The interesting part is what each agent gets wrong. Cursor BG over-indexes on n+1s. Claude on tenancy and auth. Codex on config. The bugs don't disappear, they just move. Whatever review process you've built for human PRs probably wasn't built for those.

Appendix: shortcomings of my methods

  • Adverse selection. While there was no discernable difference in PR size between human and agent PRs, I can't help but feel that humans choosing to hand write a PR for a certain task rather than use an agent might say something about the riskiness of the change.
  • Line-level churn. "What fraction of the lines an agent merged this month are still in the file in three months" is the gold-standard quality signal.

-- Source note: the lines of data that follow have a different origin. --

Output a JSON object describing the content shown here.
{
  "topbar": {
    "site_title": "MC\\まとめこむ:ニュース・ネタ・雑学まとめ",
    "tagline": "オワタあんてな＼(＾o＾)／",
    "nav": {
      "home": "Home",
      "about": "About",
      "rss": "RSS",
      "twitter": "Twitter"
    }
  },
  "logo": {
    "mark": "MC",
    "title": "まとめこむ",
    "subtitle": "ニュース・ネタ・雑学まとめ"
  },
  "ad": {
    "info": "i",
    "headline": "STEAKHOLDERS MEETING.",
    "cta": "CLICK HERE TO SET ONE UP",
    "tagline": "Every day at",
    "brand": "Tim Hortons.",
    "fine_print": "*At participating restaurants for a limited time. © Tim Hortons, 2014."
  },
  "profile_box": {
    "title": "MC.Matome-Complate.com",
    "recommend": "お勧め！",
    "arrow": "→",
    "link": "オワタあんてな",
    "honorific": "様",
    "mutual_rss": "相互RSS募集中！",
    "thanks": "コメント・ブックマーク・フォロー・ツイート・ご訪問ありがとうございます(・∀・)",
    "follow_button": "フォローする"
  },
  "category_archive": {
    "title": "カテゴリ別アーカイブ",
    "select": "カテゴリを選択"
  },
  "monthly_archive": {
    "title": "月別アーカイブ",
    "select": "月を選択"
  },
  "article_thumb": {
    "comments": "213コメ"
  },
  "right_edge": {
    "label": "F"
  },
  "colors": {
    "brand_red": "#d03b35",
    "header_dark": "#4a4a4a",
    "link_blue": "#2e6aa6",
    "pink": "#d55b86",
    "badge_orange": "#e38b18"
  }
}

I can't compute it because we don't store diffs.
  • Cross-agent contamination. A Codex PR might have had a Claude Code review pass over it before merge; a Claude PR might have had Cursor inline-edits before the headless run. My classifier picks one agent per PR.
  • Agent self-review vs Greptile review. Cursor's background agents and Codex now ship with their own pre-PR review hooks. PRs that were already cleaned up by an in-agent review look better to Greptile than PRs that weren't, and I can't see from the GitHub side whether that pre-review happened.
  • The "human" code. Everyone with a keyboard in 2026 has Cursor's IDE running. It won't surprise me if the "human" PRs are nearly as AI-generated as the ones attributed to an agent.